5 réflexions sur “Qu’en est-il du socialisme jaurésien ?

  1. Bonjour camarade,

    Je suppose que ta note de fin est purement rhétorique. Il n’y a aucune chance que le PS redevienne socialiste. Il est de longue date tiraillé par une tentation centriste, le glissement de la seconde gauche de l’autogestion vers le libéralisme est à ce titre remarquable en ce qu’elle est antérieure à la chute de l’URSS et à toute soi-disante leçon sur l’impossibilité du socialisme qui en aurait été tiré. Avec Ségolène Royal, qui souvenons-nous en était prêt à faire de François Bayrou son premier ministre, et François Hollande maintenant, le PS a définitivement cédé à cette tentation centriste. C’est fort de ce constat à l’issue du congrès de Reims, où toute l’aile gauche du PS unie pour la première fois unie sur une seule motion n’a fait que 18,5 %, que Marc Dolez, Jean-Luc Mélenchon, Jacques Généreux et les autres camarades pionniers ont décidé le vague à l’âme de quitter le PS pour fonder le PG.

    Sur le plan programmatique, en abandonnant le marxisme, le PS a abandonné toute vision conflictuelle de la société.
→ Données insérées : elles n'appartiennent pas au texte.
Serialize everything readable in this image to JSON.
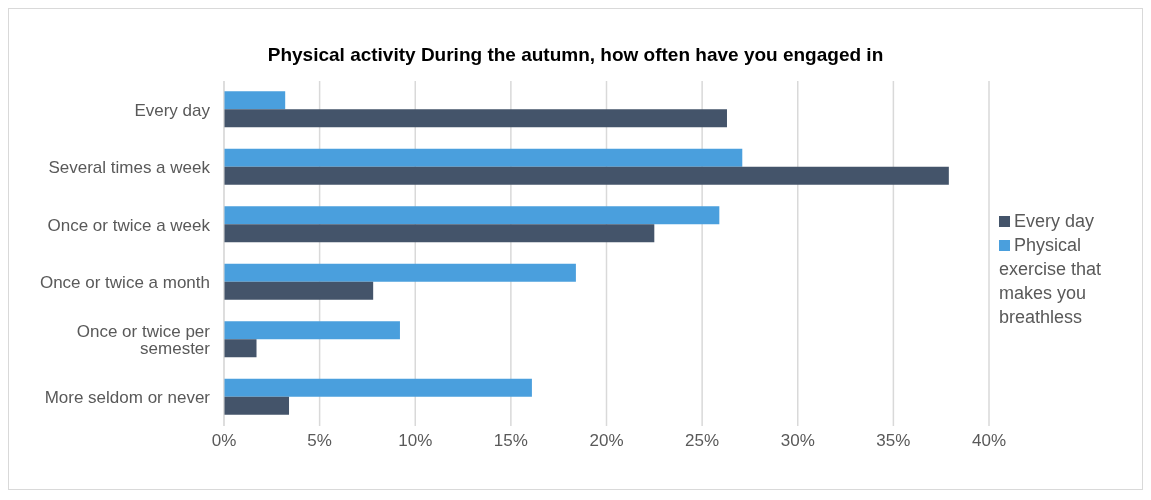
{
  "chart_data": {
    "type": "bar",
    "orientation": "horizontal",
    "title": "Physical activity During the autumn, how often have you engaged in",
    "categories": [
      "Every day",
      "Several times a week",
      "Once or twice a week",
      "Once or twice a month",
      "Once or twice per semester",
      "More seldom or never"
    ],
    "series": [
      {
        "name": "Physical exercise that makes you breathless",
        "color": "#4a9fdd",
        "values": [
          3.2,
          27.1,
          25.9,
          18.4,
          9.2,
          16.1
        ]
      },
      {
        "name": "Every day",
        "color": "#44546a",
        "values": [
          26.3,
          37.9,
          22.5,
          7.8,
          1.7,
          3.4
        ]
      }
    ],
    "xlim": [
      0,
      40
    ],
    "xticks": [
      {
        "value": 0,
        "label": "0%"
      },
      {
        "value": 5,
        "label": "5%"
      },
      {
        "value": 10,
        "label": "10%"
      },
      {
        "value": 15,
        "label": "15%"
      },
      {
        "value": 20,
        "label": "20%"
      },
      {
        "value": 25,
        "label": "25%"
      },
      {
        "value": 30,
        "label": "30%"
      },
      {
        "value": 35,
        "label": "35%"
      },
      {
        "value": 40,
        "label": "40%"
      }
    ],
    "grid": "x",
    "legend": "right"
  }
}
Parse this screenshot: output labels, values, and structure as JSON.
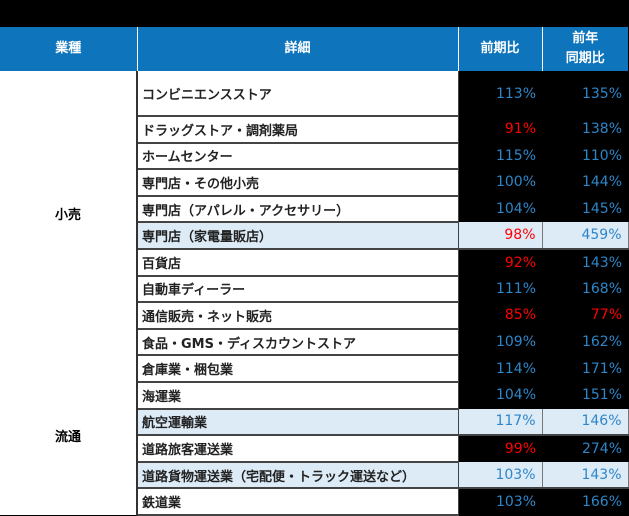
{
  "headers": {
    "category": "業種",
    "detail": "詳細",
    "qoq": "前期比",
    "yoy_line1": "前年",
    "yoy_line2": "同期比"
  },
  "colors": {
    "header": "#0E74BC",
    "positive": "#2E86C8",
    "negative": "#FF0000",
    "highlight": "#DDEBF7"
  },
  "groups": [
    {
      "name": "小売",
      "rows": [
        {
          "detail": "コンビニエンスストア",
          "qoq": "113%",
          "yoy": "135%"
        },
        {
          "detail": "ドラッグストア・調剤薬局",
          "qoq": "91%",
          "yoy": "138%"
        },
        {
          "detail": "ホームセンター",
          "qoq": "115%",
          "yoy": "110%"
        },
        {
          "detail": "専門店・その他小売",
          "qoq": "100%",
          "yoy": "144%"
        },
        {
          "detail": "専門店（アパレル・アクセサリー）",
          "qoq": "104%",
          "yoy": "145%"
        },
        {
          "detail": "専門店（家電量販店）",
          "qoq": "98%",
          "yoy": "459%",
          "highlight": true
        },
        {
          "detail": "百貨店",
          "qoq": "92%",
          "yoy": "143%"
        },
        {
          "detail": "自動車ディーラー",
          "qoq": "111%",
          "yoy": "168%"
        },
        {
          "detail": "通信販売・ネット販売",
          "qoq": "85%",
          "yoy": "77%"
        },
        {
          "detail": "食品・GMS・ディスカウントストア",
          "qoq": "109%",
          "yoy": "162%"
        }
      ]
    },
    {
      "name": "流通",
      "rows": [
        {
          "detail": "倉庫業・梱包業",
          "qoq": "114%",
          "yoy": "171%"
        },
        {
          "detail": "海運業",
          "qoq": "104%",
          "yoy": "151%"
        },
        {
          "detail": "航空運輸業",
          "qoq": "117%",
          "yoy": "146%",
          "highlight": true
        },
        {
          "detail": "道路旅客運送業",
          "qoq": "99%",
          "yoy": "274%"
        },
        {
          "detail": "道路貨物運送業（宅配便・トラック運送など）",
          "qoq": "103%",
          "yoy": "143%",
          "highlight": true
        },
        {
          "detail": "鉄道業",
          "qoq": "103%",
          "yoy": "166%"
        }
      ]
    }
  ]
}
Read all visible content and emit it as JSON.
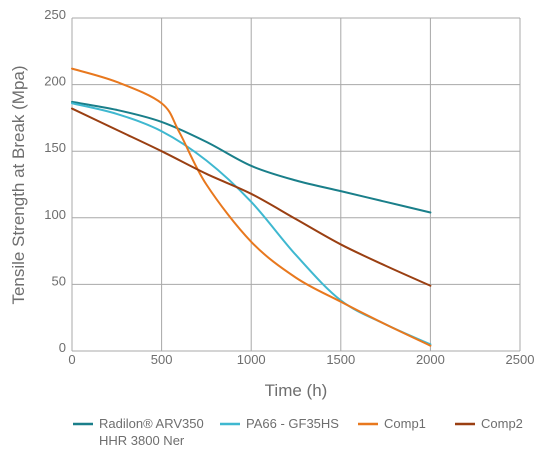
{
  "chart_data": {
    "type": "line",
    "title": "",
    "xlabel": "Time (h)",
    "ylabel": "Tensile Strength at Break (Mpa)",
    "xlim": [
      0,
      2500
    ],
    "ylim": [
      0,
      250
    ],
    "xticks": [
      0,
      500,
      1000,
      1500,
      2000,
      2500
    ],
    "yticks": [
      0,
      50,
      100,
      150,
      200,
      250
    ],
    "grid": true,
    "legend_position": "bottom",
    "series": [
      {
        "name": "Radilon® ARV350 HHR 3800 Ner",
        "legend_lines": [
          "Radilon® ARV350",
          "HHR 3800 Ner"
        ],
        "color": "#1a7f8a",
        "x": [
          0,
          250,
          500,
          750,
          1000,
          1250,
          1500,
          1750,
          2000
        ],
        "y": [
          187,
          181,
          172,
          157,
          139,
          128,
          120,
          112,
          104
        ]
      },
      {
        "name": "PA66 - GF35HS",
        "legend_lines": [
          "PA66 - GF35HS"
        ],
        "color": "#3fb8d0",
        "x": [
          0,
          250,
          500,
          750,
          1000,
          1250,
          1500,
          1750,
          2000
        ],
        "y": [
          186,
          178,
          165,
          143,
          112,
          72,
          38,
          20,
          5
        ]
      },
      {
        "name": "Comp1",
        "legend_lines": [
          "Comp1"
        ],
        "color": "#e8781e",
        "x": [
          0,
          250,
          500,
          600,
          750,
          1000,
          1250,
          1500,
          1750,
          2000
        ],
        "y": [
          212,
          202,
          186,
          164,
          125,
          82,
          55,
          37,
          20,
          4
        ]
      },
      {
        "name": "Comp2",
        "legend_lines": [
          "Comp2"
        ],
        "color": "#9a3f12",
        "x": [
          0,
          250,
          500,
          750,
          1000,
          1250,
          1500,
          1750,
          2000
        ],
        "y": [
          182,
          166,
          150,
          133,
          118,
          99,
          80,
          64,
          49
        ]
      }
    ]
  }
}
Ils ne parlent plus que le langage centriste : « rassemblement national », « paix sociale », etc. La fameuse note de Terra Nova l’expose clairement : il n’y aurai plus aucun conflit politique fondamental dans la société française, ou tout du moins s’il y a conflit, il ne s’agit plus de l’antagonisme de classe entre prolétariat et capitalistes mais une opposition « insiders/outsiders » au sein même du salariat.

    Je n’ai fait qu’une très brève description de la situation, il y aurait bien plus à dire pour expliquer pourquoi le parti socialiste est devenu le socialisme parti et je suis bien incapable de mener cette explication. Cette analyse me semble vitale pour nous, afin que nos forces politiques ne reproduisent pas la même trajectoire de résignation et de trahison que le PS.

    En tous les cas, ton billet est bienvenue. Il faut que l’on répète sans relâche que nous sommes les authentiques héritiers du mouvement ouvrier et de Jaurès, en même temps que nous marions cet héritage socialiste avec notre autre héritage écologiste. Amitiés militantes,

    1. En effet ma conclusion est ironique 🙂 Je ne me fais aucune illusion. Le seul parti socialiste de France aujourd’hui, c’est le Parti de gauche !

  2. Un énorme merci concernant Qu’en est-il du socialisme jaurésien ? Une Histoire populaire car même avec des thèmes copieusement traité sur le web il réussi très facilement à faire la différence.

  3. Si cela ne s’avère pas déjà fait, pensez à insérer Qu’en est-il du socialisme jaurésien ? Une Histoire populaire sur vos favoris, car ça parais être plus que indispensable.